Though concern exists about impending recession in the U.S., the traditional economic indicators of recession aren’t yet apparent. This is especially true in the agricultural sector, says Georgia’s State Fiscal Economist Jeffrey Dorfman, a professor of agricultural and applied economics in the University of Georgia College of Agricultural and Environmental Sciences.
“The interesting question is, if I run a business in agriculture, do I care about a recession? During a recession, we don’t cut back on food. Theoretically, we may cut back on restaurants, so if I were a grower who grew fancy vegetables for expensive restaurants or who raised specialized beef, I might be worried about a recession,” Dorfman said. “But if I am growing peanuts, soybeans, blueberries, chickens or whatever else, I don’t think it matters.”
While a recession typically happens because the economy “got too excited somewhere,” the current factors disrupting the economy are different from those normally seen in a pre-recessionary period, Dorfman said.
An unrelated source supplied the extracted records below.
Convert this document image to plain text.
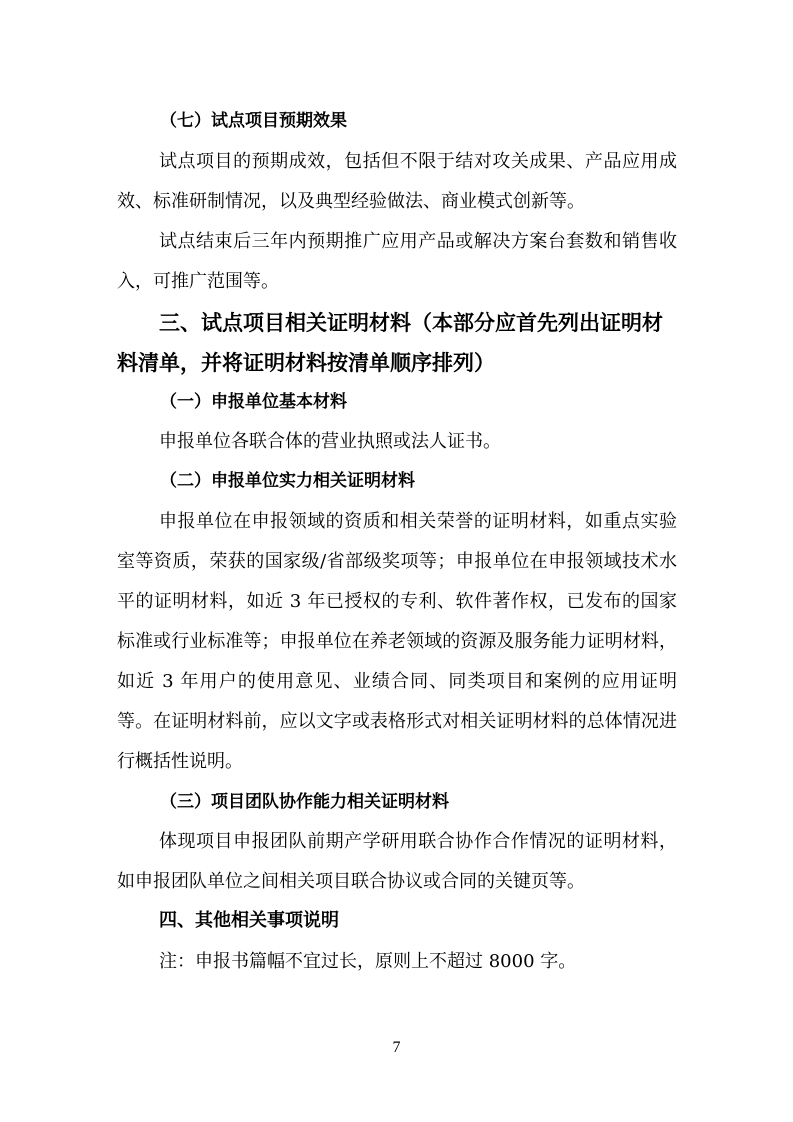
（七）试点项目预期效果

试点项目的预期成效，包括但不限于结对攻关成果、产品应用成效、标准研制情况，以及典型经验做法、商业模式创新等。

试点结束后三年内预期推广应用产品或解决方案台套数和销售收入，可推广范围等。

三、试点项目相关证明材料（本部分应首先列出证明材料清单，并将证明材料按清单顺序排列）

（一）申报单位基本材料

申报单位各联合体的营业执照或法人证书。

（二）申报单位实力相关证明材料

申报单位在申报领域的资质和相关荣誉的证明材料，如重点实验室等资质，荣获的国家级/省部级奖项等；申报单位在申报领域技术水平的证明材料，如近 3 年已授权的专利、软件著作权，已发布的国家标准或行业标准等；申报单位在养老领域的资源及服务能力证明材料，如近 3 年用户的使用意见、业绩合同、同类项目和案例的应用证明等。在证明材料前，应以文字或表格形式对相关证明材料的总体情况进行概括性说明。

（三）项目团队协作能力相关证明材料

体现项目申报团队前期产学研用联合协作合作情况的证明材料，如申报团队单位之间相关项目联合协议或合同的关键页等。

四、其他相关事项说明

注：申报书篇幅不宜过长，原则上不超过 8000 字。

7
“Whatever happens recession-wise, we need to understand that this is not a normal time. We have had an economy that was, in some sense, artificially good because the federal government gave out so much money in COVID relief and the economy artificially skewed toward stuff,” Dorfman explained. “Normally, people spend about 70% of their money on services — travel, entertainment, etc. — but during the pandemic we reduced the amount we spent on services, and we started spending all this extra money on stuff that we bought online.”
Now that spending patterns have primarily reverted toward services, businesses producing consumer goods are “feeling the pinch.”
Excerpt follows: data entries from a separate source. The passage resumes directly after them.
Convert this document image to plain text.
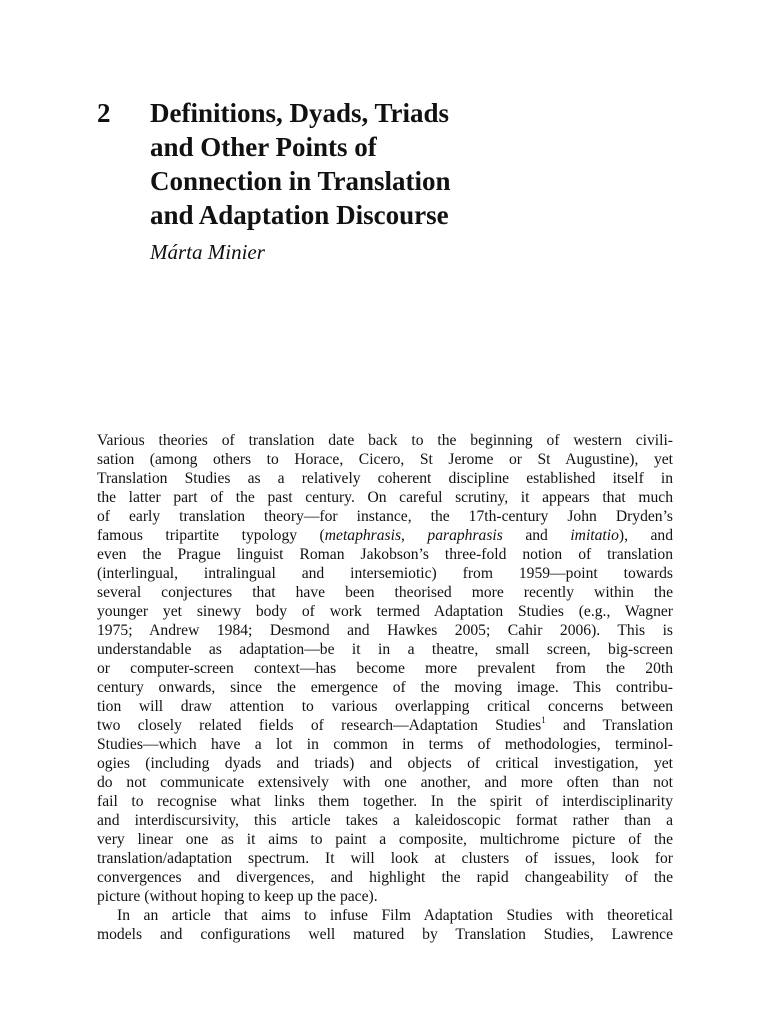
2 Definitions, Dyads, Triads
and Other Points of
Connection in Translation
and Adaptation Discourse
Márta Minier
Various theories of translation date back to the beginning of western civili-
sation (among others to Horace, Cicero, St Jerome or St Augustine), yet
Translation Studies as a relatively coherent discipline established itself in
the latter part of the past century. On careful scrutiny, it appears that much
of early translation theory—for instance, the 17th-century John Dryden’s
famous tripartite typology (metaphrasis, paraphrasis and imitatio), and
even the Prague linguist Roman Jakobson’s three-fold notion of translation
(interlingual, intralingual and intersemiotic) from 1959—point towards
several conjectures that have been theorised more recently within the
younger yet sinewy body of work termed Adaptation Studies (e.g., Wagner
1975; Andrew 1984; Desmond and Hawkes 2005; Cahir 2006). This is
understandable as adaptation—be it in a theatre, small screen, big-screen
or computer-screen context—has become more prevalent from the 20th
century onwards, since the emergence of the moving image. This contribu-
tion will draw attention to various overlapping critical concerns between
two closely related fields of research—Adaptation Studies$^1$ and Translation
Studies—which have a lot in common in terms of methodologies, terminol-
ogies (including dyads and triads) and objects of critical investigation, yet
do not communicate extensively with one another, and more often than not
fail to recognise what links them together. In the spirit of interdisciplinarity
and interdiscursivity, this article takes a kaleidoscopic format rather than a
very linear one as it aims to paint a composite, multichrome picture of the
translation/adaptation spectrum. It will look at clusters of issues, look for
convergences and divergences, and highlight the rapid changeability of the
picture (without hoping to keep up the pace).
In an article that aims to infuse Film Adaptation Studies with theoretical
models and configurations well matured by Translation Studies, Lawrence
“There may be bumps and economic growth may slow down, but if there is a recession, it will not be a normal one. The economy is not going to lose a lot of jobs,” Dorfman said.
Both during and after the COVID pandemic, the employment market has remained strong for job seekers.
“Normally one of the major characteristics of a recession is rising unemployment and the inability to get jobs,” Dorman said. “I am struggling to believe that a lot of businesses want to fire a lot of workers. They’ve just spent two years trying to desperately hire new workers and they are busy making projects to keep those workers busy for a while. If you used to work on an assembly line, they will keep paying you, but you’ll do other things for a while — because if the company fires people, they may never be able to hire replacements.”
For industries struggling to find enough workers to fill jobs, such as the retail and hospitality industries, Dorfman said they will have to get creative to find ways to make those jobs attractive.
“In agriculture, we are very familiar with this problem. For years it has been impossible to find anyone willing to do the jobs we need done. We need the guest worker program to bring in people willing to do these jobs. I could see the same thing happening in hospitality and retail eventually or they will have to find some way to reimagine those jobs,” he said.
Capitalism and war
Dorfman said there are many factors that have led to current fears of recession.
“The thing about capitalism and free enterprise is that there is no central coordination mechanism. For example, if Athens needs a new hotel, there is nothing stopping three different people from building a hotel. Now we have three hotels when we only needed one,” he explained. “If you have too much investment in anything — home building, auto manufacturing, growing cotton — the people in that industry start to lose money, and some go out of business. If that happens on a large enough scale, you have a recession.”